A Lesson in Security for Critical Infrastructure Organizations Around the World

There is a lot to learn from the incident in the Ukraine, ranging from understanding the sophistication in the way that hackers plan and execute attacks, to encouraging organizations to take a closer look at the systems and process they have in place to keep themselves—and their customers—secure. It’s very likely that the Ukraine power grid hack helped U.S. officials to identify weakness and activity occurring in their own systems, preventing similar (or potentially more disastrous) results.

The truth is, security is a tricky and robust creature with many moving parts to consider. It didn’t matter that the control systems were set up with robust firewalls because remote workers were not required to use two-factor authentication. But there are plenty of other ways to create chaos in critical infrastructure. Take for example the pseudonymous Kemuri Water Company. In 2016, a Syrian hactivist group reportedly infiltrated the SCADA industrial control system of the company. During the attack, the group changed the levels of chemicals used to treat drinking water by exploiting a vulnerability in the internet-facing web server for the utility’s customer payment app, which was also connected to the SCADA system.

Houston, We Have a Supply Chain Problem

When the WannaCry and Petya ransomware attacks occurred last year, hundreds of hospitals, retail outlets, and critical infrastructure were breached—impacting commerce, patient care, and innovation. These attacks could certainly have been a sign that hackers are testing the fences to see how savvy critical infrastructure organizations are in securing their assets, detecting an attack and how quickly the issue is controlled. As we’ve seen, we live in an age where an attack in the digital world can and does have tangible effects on the physical world. The truth of the matter is that the growth of the digital economy has necessitated that digital transformation move full steam ahead whether or not IT, development, and security teams are ready for it.

When it comes to security, there are so many factors to consider—attack prevention, authentication, and application security for starters—that many organizations opt not to let perfection be the enemy of good.

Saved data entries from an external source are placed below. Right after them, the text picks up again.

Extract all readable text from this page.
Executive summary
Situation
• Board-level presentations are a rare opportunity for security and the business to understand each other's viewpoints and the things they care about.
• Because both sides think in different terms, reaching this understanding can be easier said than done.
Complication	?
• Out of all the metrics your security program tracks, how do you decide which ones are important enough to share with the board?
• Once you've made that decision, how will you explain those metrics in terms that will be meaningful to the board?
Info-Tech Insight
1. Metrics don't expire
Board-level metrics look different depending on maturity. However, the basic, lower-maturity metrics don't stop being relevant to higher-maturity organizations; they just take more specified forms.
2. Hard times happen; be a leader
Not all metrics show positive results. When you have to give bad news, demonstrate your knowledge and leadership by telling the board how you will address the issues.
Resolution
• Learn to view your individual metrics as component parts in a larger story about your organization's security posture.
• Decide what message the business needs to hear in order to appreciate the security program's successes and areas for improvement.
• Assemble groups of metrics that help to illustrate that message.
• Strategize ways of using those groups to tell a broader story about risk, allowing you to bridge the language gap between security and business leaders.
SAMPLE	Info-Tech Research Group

But it isn’t just what happens in your own organization that counts, because not every application or service will be homegrown. This means that organizations need to be more discerning about the vendors and software they select. One best practice is to look for security certifications, or to at least ask vendors and suppliers better questions about things like secure development processes and authentication practices. Business has come a long way in terms of having a global view, but there is still work to do when it comes to securing the digital economy and building consumer trust.

Laura Paine is a senior product marketing manager at Veracode, based in Burlington, MA.